Baccalauréat 2012 1re L : corrigé du commentaire sur le texte de Jean de Léry

Plan détaillé en temps réel

samedi 1er septembre 2012

Une fois n’est pas coutume, le sujet de 1re L m’a inspiré, d’autant que la problématique et les auteurs étaient proches de ce que j’avais fait en cours pour mes excellents élèves (hum !). Je me suis pris au jeu de leur fournir un corrigé manuscrit à la fin de l’épreuve. J’ai donc torché ça tout en surveillant d’autres élèves de S. Je n’en change pas un mot, c’est un plan détaillé qui me vaudrait peut-être un 15 (sur 16 !) s’il était rédigé ? Bon allez, pour une fois, notez-moi, vengez-vous, chers (sic) élèves ! La conclusion est particulièrement bâclée, je vous prie de m’en excuser, mais c’est un document brut de décoffrage, qui reprend aussi, il faut le savoir, quelques allusions à des œuvres vues en classe avec lesdits miens élèves cette année (on se contente d’allusions dans le commentaire). Allez, soyez généreux ! Je vous fais grâce des autres éléments de l’épreuve, vous trouverez ça en mille fois mieux sur des tas de sites, avec ou sans pub ! Juste un commentaire sur le texte : en plus d’avoir réussi à faire deux coquilles dans le texte sur lequel portait le commentaire, on l’a présenté sur un recto-verso, avec un blanc de plusieurs centimètres entre le bas du texte et les notes sur la première page, et la fin du texte sur la page 2. Inévitablement, quelques élèves n’ont pas pris en compte la fin du texte. On ne peut bien sûr pas exiger des sommités qui pondent les sujets qu’ils aient le sens pratique et pensent à nos élèves, mais c’est quand même rageant ! De plus, la notion d’« orthographe modernisée » mériterait mise au point. Pourquoi laisser passer des « ains », des « deçà », des « iceux » et des « si fait », en plus d’autres archaïsmes ? Pourquoi ne pas pratiquer des « traductions », à l’instar d’André Lanly avec Montaigne ?

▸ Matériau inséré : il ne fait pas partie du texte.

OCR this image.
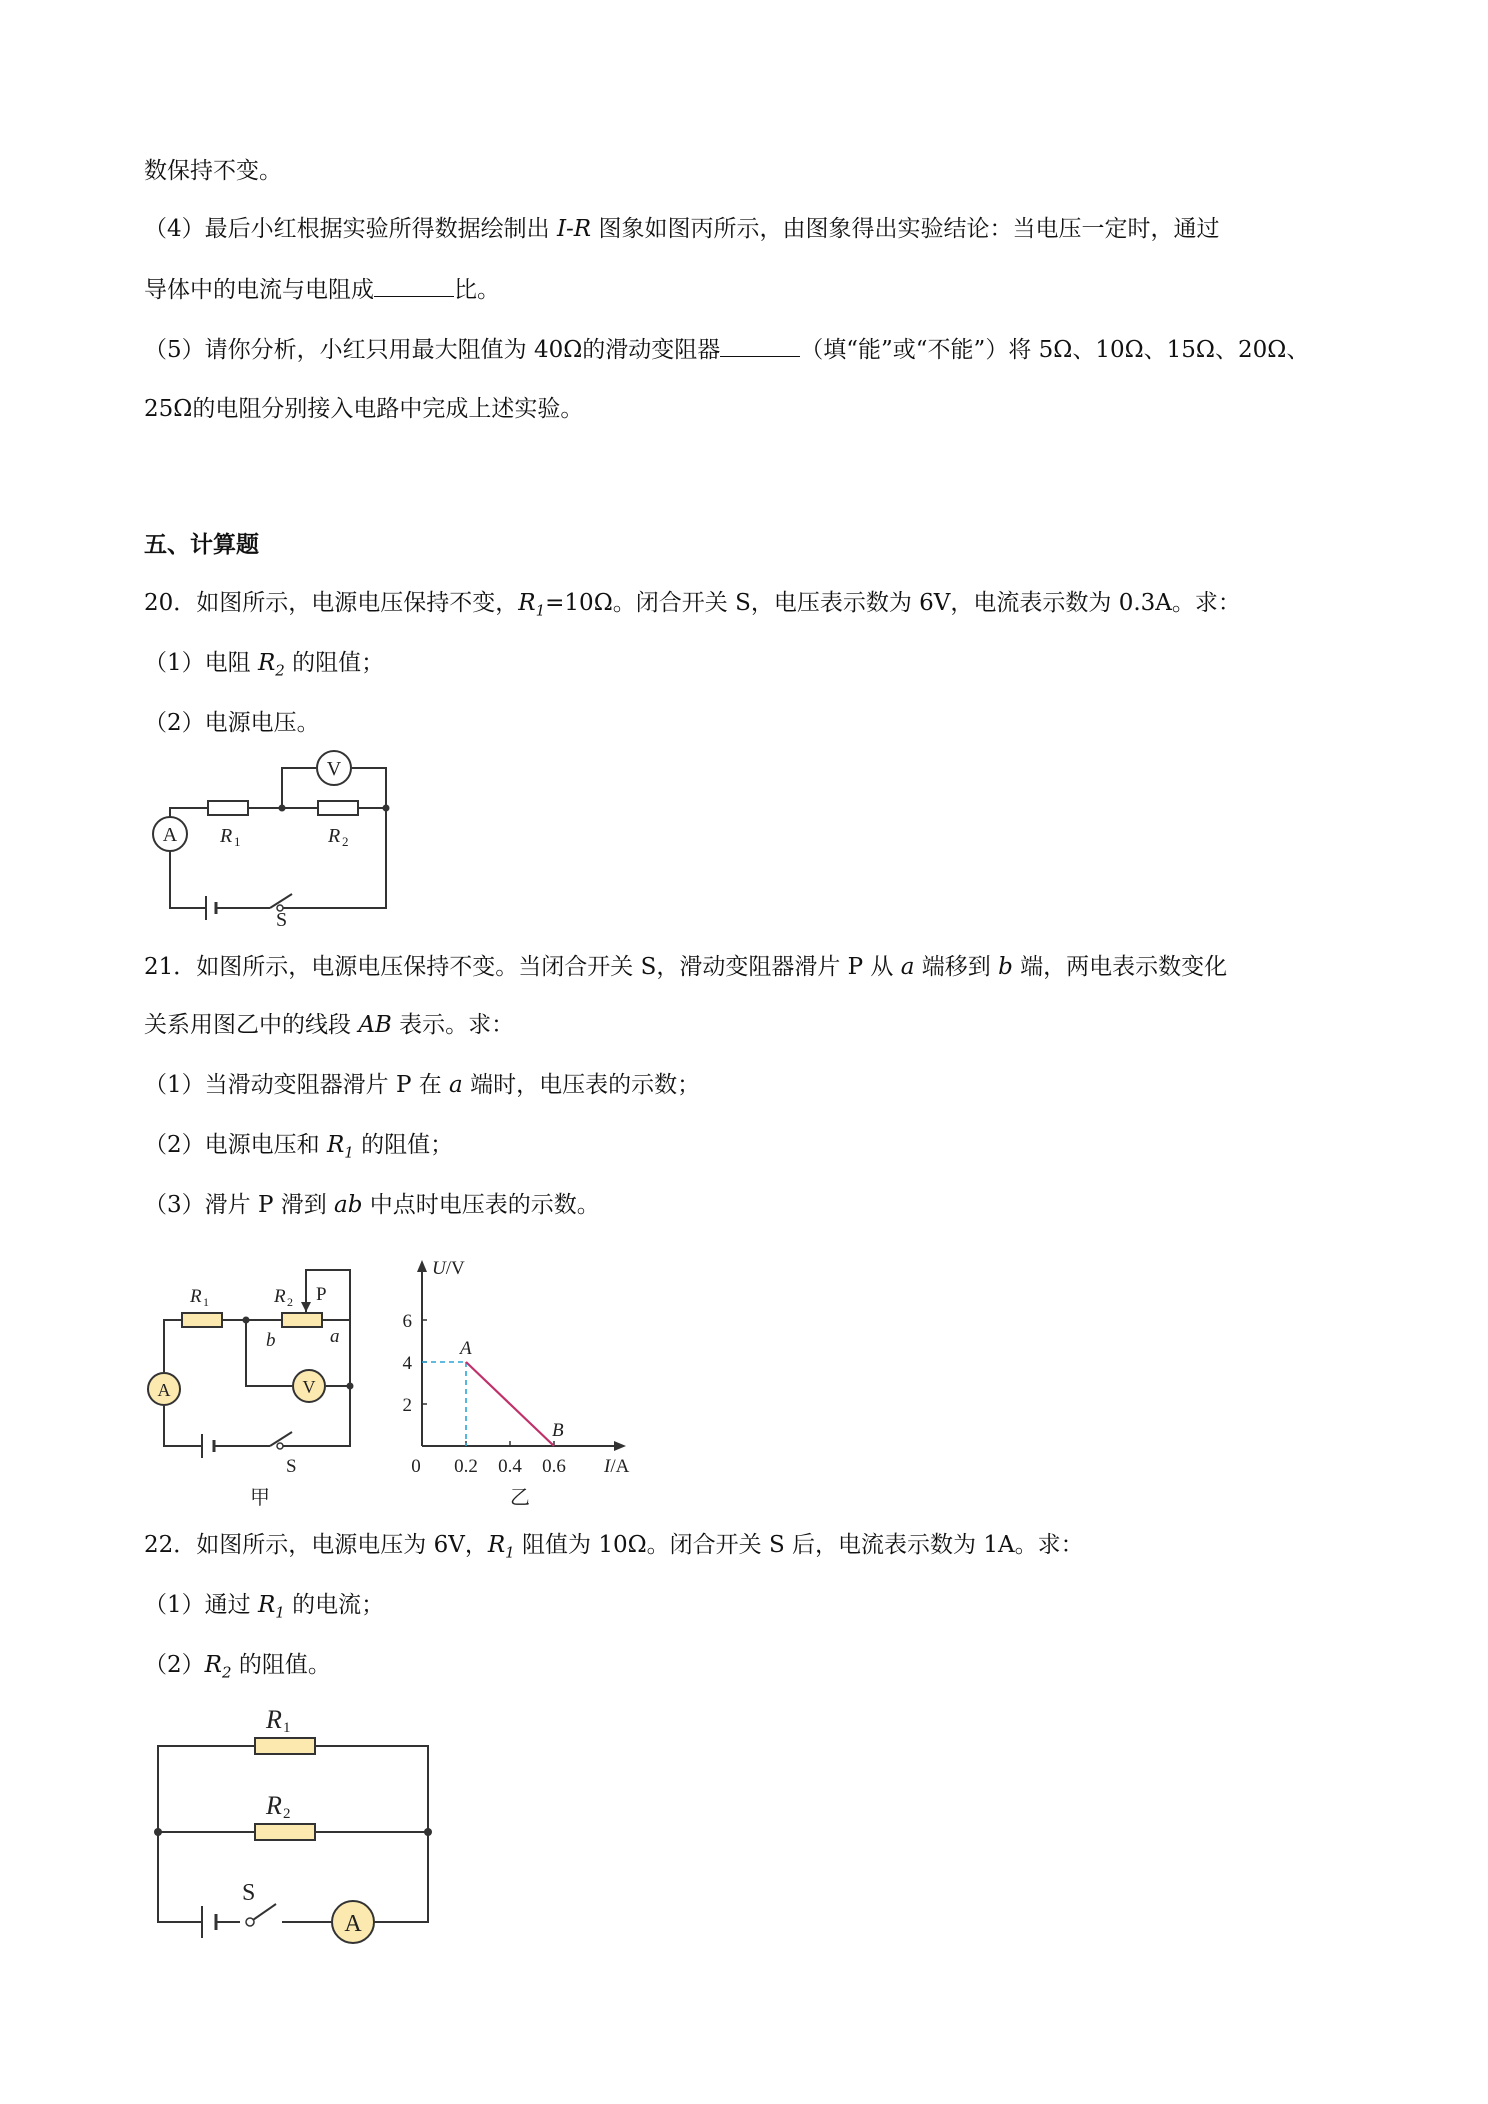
数保持不变。
（4）最后小红根据实验所得数据绘制出 I-R 图象如图丙所示，由图象得出实验结论：当电压一定时，通过
导体中的电流与电阻成	比。
（5）请你分析，小红只用最大阻值为 40Ω的滑动变阻器	（填“能”或“不能”）将 5Ω、10Ω、15Ω、20Ω、
25Ω的电阻分别接入电路中完成上述实验。
五、计算题
20．如图所示，电源电压保持不变，$R_1=10\Omega$。闭合开关 S，电压表示数为 6V，电流表示数为 0.3A。求：
（1）电阻 $R_2$ 的阻值；
（2）电源电压。
V
A R 1	R 2
S
21．如图所示，电源电压保持不变。当闭合开关 S，滑动变阻器滑片 P 从 a 端移到 b 端，两电表示数变化
关系用图乙中的线段 AB 表示。求：
（1）当滑动变阻器滑片 P 在 a 端时，电压表的示数；
（2）电源电压和 $R_1$ 的阻值；
（3）滑片 P 滑到 ab 中点时电压表的示数。
R 1	R 2 P
b	a
A	V
S
甲
U/V
I/A
0 0.2 0.4 0.6
2
4
6
A
B
乙
22．如图所示，电源电压为 6V，$R_1$ 阻值为 10Ω。闭合开关 S 后，电流表示数为 1A。求：
（1）通过 $R_1$ 的电流；
$(2)R_2$ 的阻值。
R 1
R 2
S
A
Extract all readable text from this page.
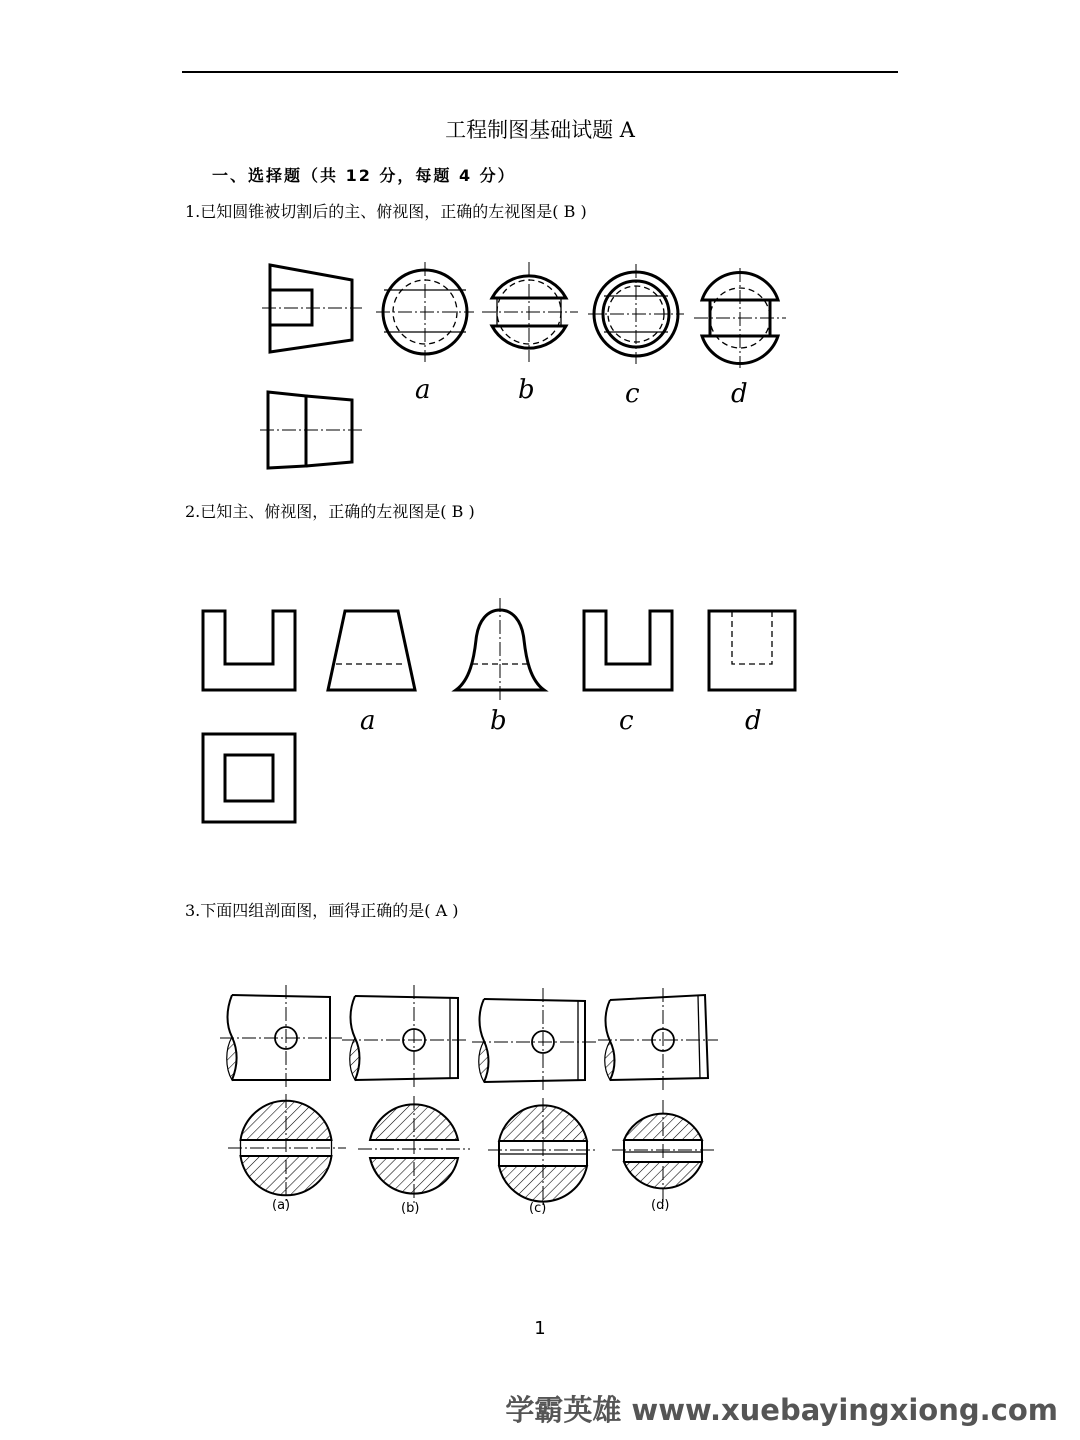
工程制图基础试题 A
一、选择题（共 12 分，每题 4 分）
1.已知圆锥被切割后的主、俯视图，正确的左视图是( B )
2.已知主、俯视图，正确的左视图是( B )
3.下面四组剖面图，画得正确的是( A )
a	b	c	d
a	b	c	d
(a)	(b)	(c)	(d)
1
学霸英雄 www.xuebayingxiong.com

Jean de Léry, Histoire d’un voyage fait en la terre du Brésil, chapitre XIII, 1578 (orthographe modernisée)
Artisan d’origine modeste et de religion protestante, Jean de Léry participa à une expédition française au Brésil. À cette occasion, il partagea pendant quelque temps la vie des indiens Tupinambas. Vingt ans après son retour en France, il fit paraître un récit de son voyage.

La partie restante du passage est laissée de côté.